Shale gas production is exempt from the Clean Water Act and the industry has pledged to self-monitor its waste production to avoid regulatory oversight.
However, the study clearly showed the need for independent monitoring and regulation, said Vengosh.
“What is happening is the direct result of a lack of any regulation. If the Clean Water Act was applied in 2005 when the shale gas boom started this would have been prevented.
“In the UK, if shale gas is going to develop, it should not follow the American example and should impose environmental regulation to prevent this kind of radioactive buildup.”
The study also found elevated levels of salinity from the shale brine, which is five to 10 times more saline than sea water, that were 200-fold the regulated limit.
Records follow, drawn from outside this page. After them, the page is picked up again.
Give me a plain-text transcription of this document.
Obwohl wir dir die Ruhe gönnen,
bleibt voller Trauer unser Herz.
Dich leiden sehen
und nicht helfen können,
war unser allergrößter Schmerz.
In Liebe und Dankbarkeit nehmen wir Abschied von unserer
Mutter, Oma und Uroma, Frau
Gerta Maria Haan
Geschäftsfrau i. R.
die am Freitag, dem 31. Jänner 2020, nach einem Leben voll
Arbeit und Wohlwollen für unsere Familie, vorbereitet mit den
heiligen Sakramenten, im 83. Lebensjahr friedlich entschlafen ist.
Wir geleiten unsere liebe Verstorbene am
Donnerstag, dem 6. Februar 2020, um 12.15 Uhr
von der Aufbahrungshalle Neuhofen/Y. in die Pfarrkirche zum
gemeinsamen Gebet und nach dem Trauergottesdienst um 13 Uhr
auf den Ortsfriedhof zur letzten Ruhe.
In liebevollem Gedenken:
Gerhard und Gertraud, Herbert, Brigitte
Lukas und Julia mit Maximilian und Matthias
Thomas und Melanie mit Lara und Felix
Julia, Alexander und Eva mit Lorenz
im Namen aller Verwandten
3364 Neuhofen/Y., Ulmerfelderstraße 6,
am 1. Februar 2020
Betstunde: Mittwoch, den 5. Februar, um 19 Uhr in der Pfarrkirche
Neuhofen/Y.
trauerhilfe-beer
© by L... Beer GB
Shale brine is also associated with high levels of bromide, which is not toxic by itself but turns into carcinogenic trihalomethanes during purification treatment.
The US Geological Service has previously reported elevated levels of radioactivity in “flowback” water that naturally occurs in the rock. But the Duke study, called Impacts of Shale Gas Wastewater Disposal on Water Quality in Western Pennsylvania, is the first to use isotope hydrology to connect the dots between shale gas waste, treatment sites and discharge into drinking water supplies.
From January to June 2013, the 4,197 unconventional gas wells in Pennsylvania reported 3.5m barrels of fluid waste and 10.7m barrels of “produced” fluid. Most of that waste is disposed of within Pennsylvania, but some of it is also went to other states, such as Ohio and New York despite its moratorium on shale gas exploration. In July, a treatment company in New York state pleaded guilty to falsifying more than 3,000 water tests.
Earlier this year, Vengosh published another report that found higher methane, ethane and propane concentrations in drinking water within a kilometre of shale gas drilling at 141 sites where drinking water samples were taken.